At the time, Fife Symington was as much a symbol of Arizona as saguaros and Scottsdale golf courses. While developer after developer went bankrupt during the great real-estate crash of the 1980s, Mr. Symington not only survived. He thrived.
At the crest of his commercial prowess and popularity in 1988, the business magnate walked into a Phoenix luncheon and introduced himself with a line that embodied the swagger of pro-development Arizona: "I'm Fife Symington, and I love height and density."
Today, nearly a decade later, the desert Camelot that Symington so meticulously constructed is in danger of crumbling.
Now in his second term as governor, the millionaire Republican is the subject of a criminal trial that focuses on how he managed to survive a real-estate debacle that consumed so many others.
To a certain extent, the trial represents a fight for Arizona's political soul. But it will also shape the future of a Harvard-educated entrepreneur who, after capturing the governorship in a 1991 run-off - on his first try for public office - was viewed as the kind of business-savvy, can-do politician who could emerge nationally.
He's on trial not just for his political life, but to restore his tarnished ethical reputation, says Phoenix pollster Earl de Berge.
In all, Symington is accused of 22 counts of criminal fraud, perjury, and attempted extortion, stemming from his business dealings. Should he be convicted of any one, he would automatically be removed from office under state law.
Arizona's turbulent past
The political turbulence surrounding Symington is nothing the state hasn't seen before, of course. In the past decade, former Gov. Evan Mecham (R) was impeached, and several legislators, caught in a political-corruption sting operation, were jailed.
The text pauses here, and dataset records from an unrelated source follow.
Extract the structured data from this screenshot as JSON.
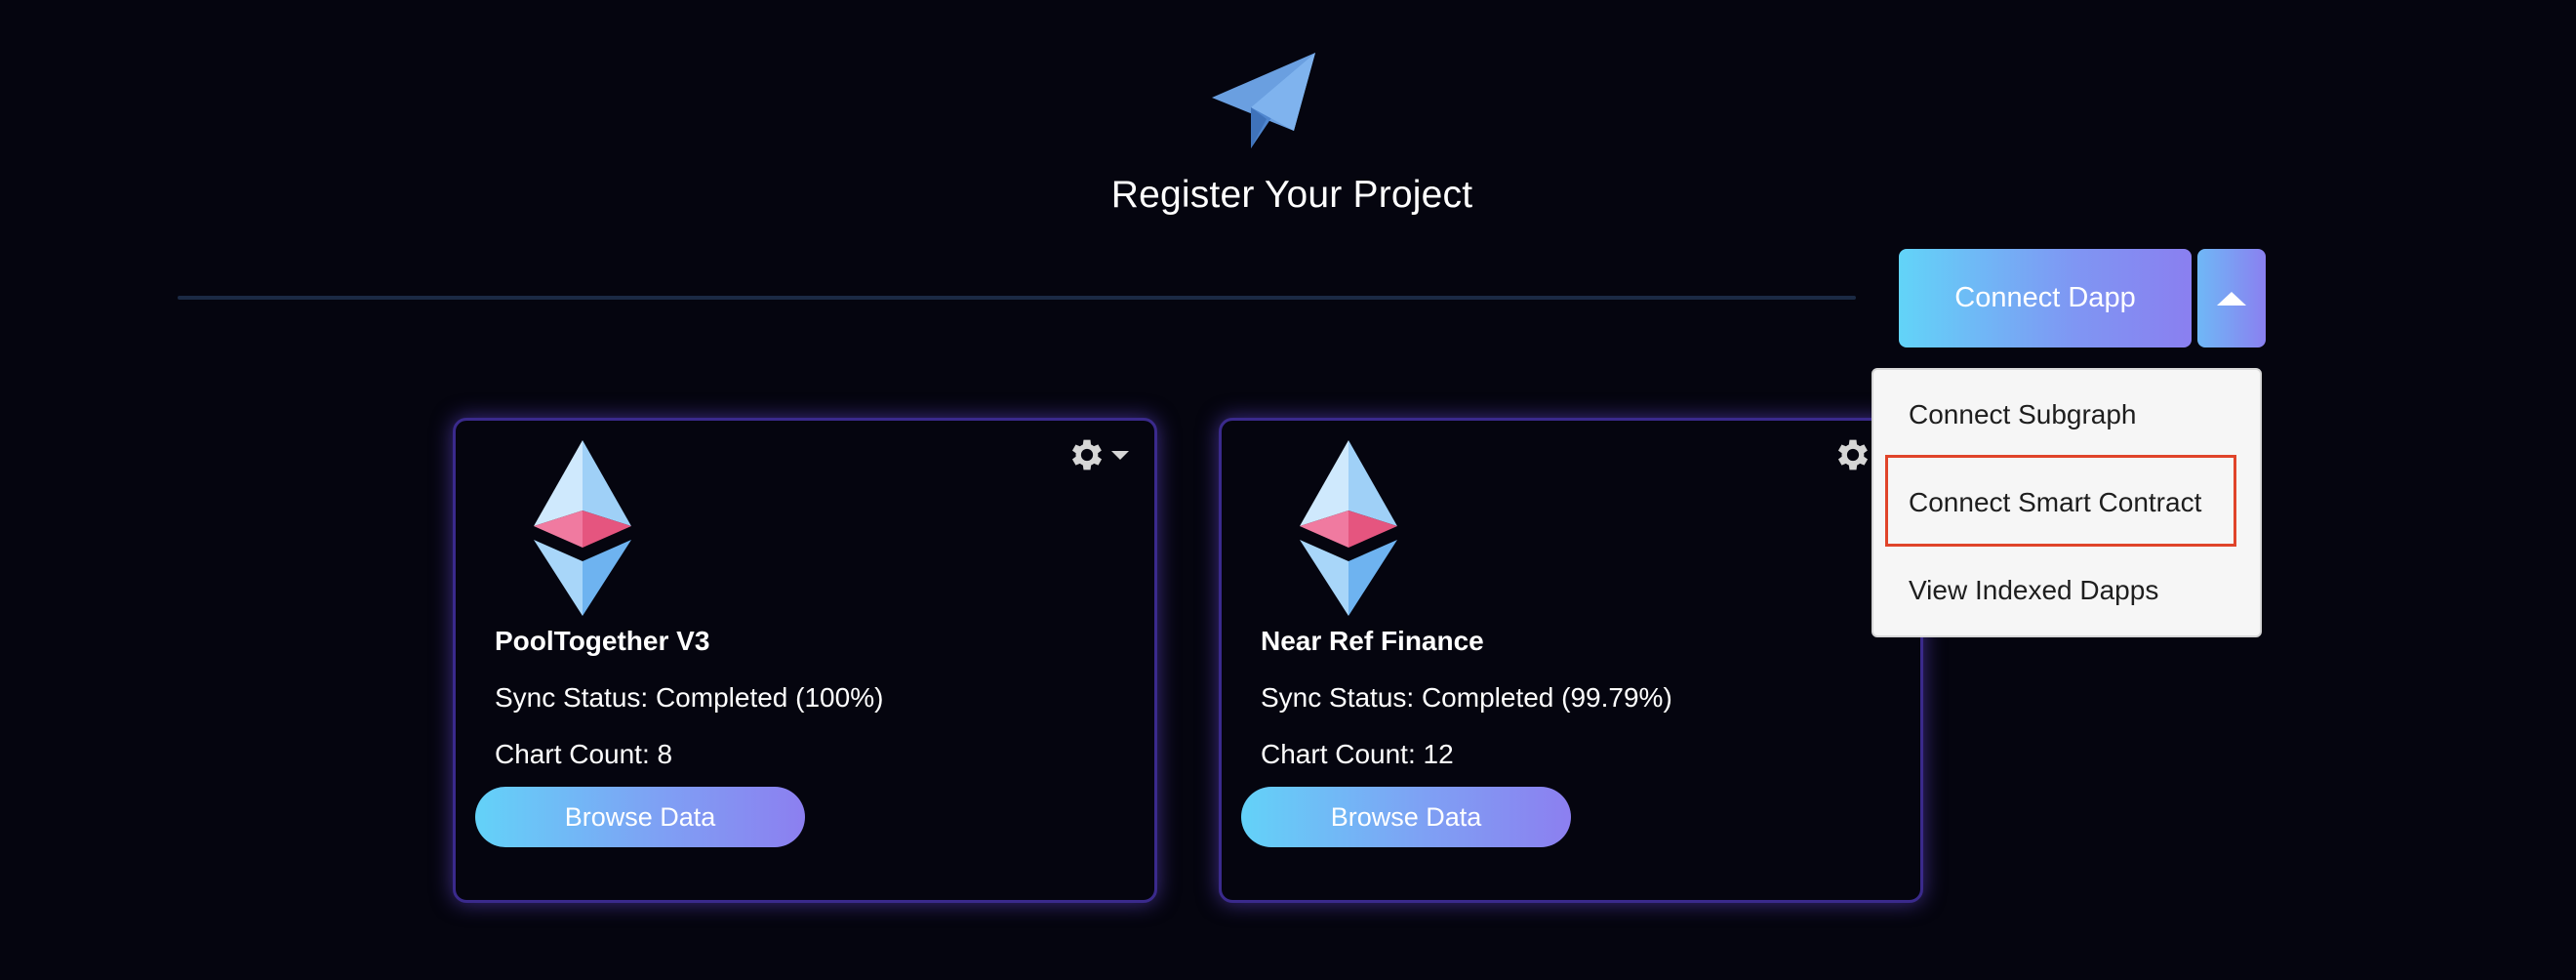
{
  "header": {
    "title": "Register Your Project",
    "logo_icon": "paper-plane-icon"
  },
  "connect": {
    "button_label": "Connect Dapp",
    "toggle_icon": "caret-up-icon",
    "menu": [
      {
        "label": "Connect Subgraph"
      },
      {
        "label": "Connect Smart Contract",
        "highlighted": true
      },
      {
        "label": "View Indexed Dapps"
      }
    ]
  },
  "projects": [
    {
      "name": "PoolTogether V3",
      "sync_status": "Sync Status: Completed (100%)",
      "chart_count": "Chart Count: 8",
      "browse_label": "Browse Data",
      "icon": "ethereum-icon"
    },
    {
      "name": "Near Ref Finance",
      "sync_status": "Sync Status: Completed (99.79%)",
      "chart_count": "Chart Count: 12",
      "browse_label": "Browse Data",
      "icon": "ethereum-icon"
    }
  ],
  "colors": {
    "background": "#05050f",
    "accent_gradient_start": "#62d4f8",
    "accent_gradient_end": "#8a7ff0",
    "card_border": "#3a2a8c",
    "highlight": "#e0442a"
  }
}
But if Symington is acquitted of all counts and keeps his office legally, the Arizona Legislature "would not have the will or the desire" to impeach Symington on its own - the way it did Mr. Mecham in 1988, says Rob Melnick of Arizona State University's Morrison Institute for Public Policy.
Such an experience, Mr. Melnick says, would cast a black cloud over the entire system of government in Arizona. Besides, he adds, "How many governors can you impeach before it becomes a joke?"
Symington, however, is taking the allegations very seriously and vigorously denies any wrongdoing. He says any mistakes made on financial documents that are to be used as evidence in the trial were unintentional, and that there was no attempt to deceive. He also charges prosecutors with waging a seven-year vendetta against him, examining nearly every aspect of his financial affairs.
Prosecutors counter that as the Phoenix real estate market was crumbling around him, Symington alternately exaggerated or understated his business's financial health to suit his purposes: He overstated his firm's worth to gain credit from new lenders, and he pleaded financial hardship to gain leniency from existing borrowers, they say.
Regardless of the trial's outcome, though, many say that the Maryland-bred great-grandson of steel magnate Henry Clay Frick will have a tough time winning back voters.
The public perception is that Symington has crossed over a line of unethical conduct, Mr. de Berge says, and that is borne out by recent polling, which indicates only 21 percent like the Arizona governor, while 46 percent do not.
For Symington to regain public support, de Berge adds, he must not only win his court case convincingly, but also show the public he did nothing wrong ethically. And de Berge says that may be a tough task.
If any questions remain at the end of the trial, "the people who don't trust him still won't trust him. It will be very hard to bring them back."